A letter to you

I know I’ve been posting a lot of stuff like this lately, but it’s just so appropriate that nothing else needs to be said.

I also know that a lot of people here feel unworthy, depressed and like no one cares or understands. I understand. I’ve often felt like that myself. I also know that’s not true. I care about everyone that follows my blog, and everyone I haven’t met yet that may be reading this. Why, you ask? Because you are worthy. That’s the simple answer. You deserve to be cared for. You deserve happiness and all of the best things in life. If you are reading this, it is because you have a desire to be better, to be happy and fulfilled. And that is completely attainable. And you deserve it.

So keep hanging on. Keep trying. Keep fighting. Because one day you will get there, I promise. Nothing is too hard to overcome, especially together. Don’t give up my friend. Reach out. Take my hand and let’s get through this together. If you need someone, send me an email anytime. I’m here for you, and you deserve the world.
Riseofthephoenixblog@gmail.com

image

11 thoughts on “A letter to you

  1. It’s seriously like you wrote this just to me. But I’m quite sure I’m not alone in feeling alone. And it’s not that I feel lonely — that’s completely different.

    Today was the first day after several days that I didn’t have some stupid physical complaint. Physically I’m great, but like the weather in my neck of the woods, I feel grey. I am so sad, but trying to kick myself out of this funk. I do feel it’s sad when I can’t tell my husband I’m sad because he will get angry and say 1) get over it, 2) you did this to yourself. Why does a person get angry when another person gets sad? So, I don’t want to open up to him and let him know I’m sad because I don’t want anger or a heated argument … just easier to pretend.

    And then to me it’s sadder that the only person I feel who is understanding me is someone in the internet world … someone I don’t really know but only through words and responses. I hate being sad. I hate crying and the solace I have is that I tell myself that it won’t always be like this and feelings are temporary … to just hang on and hang in there.

    Maybe this is why I read some bloggers who talk about being depressed so that I can offer a supportive word and at the same time see that I’m not at that low of a point. And maybe that’s why a particular blogger reaches out to me, because helping others can often make you forget about your own problems. My brother for instance is about as low as one can go, but what keeps him alive are men in crisis … drug and alcohol crisis.

    Anyway, I had to break out the Kleenex because I’m sitting here crying … and then I lighten up as I remember recently hearing some words on an audio podcast spoken by my brother (he’s 10 yrs older than me) saying if you were feeling down and you went to speak to someone under a bridge about their troubles yours would seem like nothing. And he’s right, but there’s no way I’m driving out in this rain and cold to go find some poor soul under a bridge to talk to, to listen to … so it’s going to have to stay as some imaginary allegory in my head.

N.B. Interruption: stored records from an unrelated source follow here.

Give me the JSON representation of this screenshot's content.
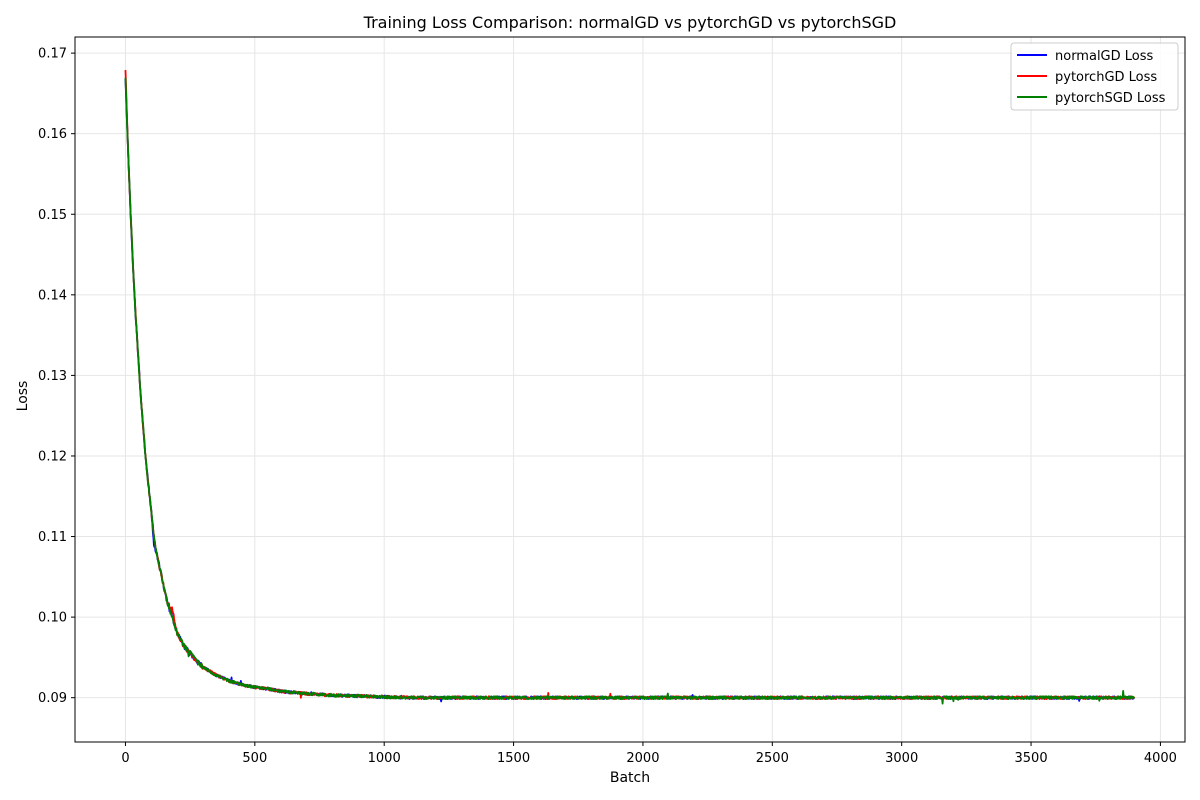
{
  "chart_data": {
    "type": "line",
    "title": "Training Loss Comparison: normalGD vs pytorchGD vs pytorchSGD",
    "xlabel": "Batch",
    "ylabel": "Loss",
    "xlim": [
      -195,
      4095
    ],
    "ylim": [
      0.0845,
      0.172
    ],
    "xticks": [
      0,
      500,
      1000,
      1500,
      2000,
      2500,
      3000,
      3500,
      4000
    ],
    "yticks": [
      0.09,
      0.1,
      0.11,
      0.12,
      0.13,
      0.14,
      0.15,
      0.16,
      0.17
    ],
    "grid": true,
    "legend_position": "top-right",
    "x": [
      0,
      10,
      20,
      30,
      40,
      50,
      60,
      70,
      80,
      90,
      100,
      110,
      120,
      140,
      160,
      180,
      200,
      225,
      250,
      275,
      300,
      350,
      400,
      450,
      500,
      550,
      600,
      700,
      800,
      900,
      1000,
      1100,
      1200,
      1300,
      1400,
      1500,
      1600,
      1700,
      1800,
      1900,
      2000,
      2100,
      2200,
      2300,
      2400,
      2500,
      2600,
      2700,
      2800,
      2900,
      3000,
      3100,
      3200,
      3300,
      3400,
      3500,
      3600,
      3700,
      3800,
      3900
    ],
    "series": [
      {
        "name": "normalGD Loss",
        "color": "#0000ff",
        "values": [
          0.167,
          0.158,
          0.15,
          0.143,
          0.137,
          0.132,
          0.127,
          0.123,
          0.119,
          0.116,
          0.113,
          0.109,
          0.108,
          0.105,
          0.102,
          0.1,
          0.098,
          0.0965,
          0.0955,
          0.0945,
          0.0938,
          0.0928,
          0.0921,
          0.0916,
          0.0913,
          0.0911,
          0.0908,
          0.0905,
          0.0903,
          0.0902,
          0.0901,
          0.09,
          0.09,
          0.09,
          0.09,
          0.09,
          0.09,
          0.09,
          0.09,
          0.09,
          0.09,
          0.09,
          0.09,
          0.09,
          0.09,
          0.09,
          0.09,
          0.09,
          0.09,
          0.09,
          0.09,
          0.09,
          0.09,
          0.09,
          0.09,
          0.09,
          0.09,
          0.09,
          0.09,
          0.09
        ]
      },
      {
        "name": "pytorchGD Loss",
        "color": "#ff0000",
        "values": [
          0.168,
          0.158,
          0.15,
          0.143,
          0.137,
          0.132,
          0.127,
          0.123,
          0.119,
          0.116,
          0.113,
          0.11,
          0.108,
          0.105,
          0.102,
          0.101,
          0.098,
          0.0965,
          0.0955,
          0.0945,
          0.0938,
          0.0928,
          0.0921,
          0.0916,
          0.0913,
          0.0911,
          0.0908,
          0.0905,
          0.0903,
          0.0902,
          0.0901,
          0.09,
          0.09,
          0.09,
          0.09,
          0.09,
          0.09,
          0.09,
          0.09,
          0.09,
          0.09,
          0.09,
          0.09,
          0.09,
          0.09,
          0.09,
          0.09,
          0.09,
          0.09,
          0.09,
          0.09,
          0.09,
          0.09,
          0.09,
          0.09,
          0.09,
          0.09,
          0.09,
          0.09,
          0.09
        ]
      },
      {
        "name": "pytorchSGD Loss",
        "color": "#008000",
        "values": [
          0.167,
          0.158,
          0.15,
          0.143,
          0.137,
          0.132,
          0.127,
          0.123,
          0.119,
          0.116,
          0.113,
          0.11,
          0.108,
          0.105,
          0.102,
          0.1,
          0.098,
          0.0965,
          0.0955,
          0.0945,
          0.0938,
          0.0928,
          0.0921,
          0.0916,
          0.0913,
          0.0911,
          0.0908,
          0.0905,
          0.0903,
          0.0902,
          0.0901,
          0.09,
          0.09,
          0.09,
          0.09,
          0.09,
          0.09,
          0.09,
          0.09,
          0.09,
          0.09,
          0.09,
          0.09,
          0.09,
          0.09,
          0.09,
          0.09,
          0.09,
          0.09,
          0.09,
          0.09,
          0.09,
          0.09,
          0.09,
          0.09,
          0.09,
          0.09,
          0.09,
          0.09,
          0.09
        ]
      }
    ]
  }
}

    Thank you for your post today although somehow it touched on the rawest nerve and I’m waiting for the stupid whimpering, lip trembling and tears of mine to dissipate. I definitely don’t want to be discovered crying by the person who should love and support me most (outside of myself).

    Liked by 1 person

    1. I am so sorry that you feel like you can’t talk to your husband. Is it possible that seeing your pain triggers something in him? I know that seeing people who are upset makes me anxious, because when I was a kid I would be punished for having emotions or crying. I am here for you, you are not alone, and you are incredible and deserve the world. And that new job!

      Liked by 1 person

      1. We’ll just be waiting together separately to hear from our prospective new positions!

        My husband is very masculine and not the comforting type. I don’t know … maybe I’ll ask him what triggers him to be so angry when I cry. He’ll probably tell me the truth.

        But I’ve cheered up a bit since my replies after reading some other things and this will be a question for him some other day.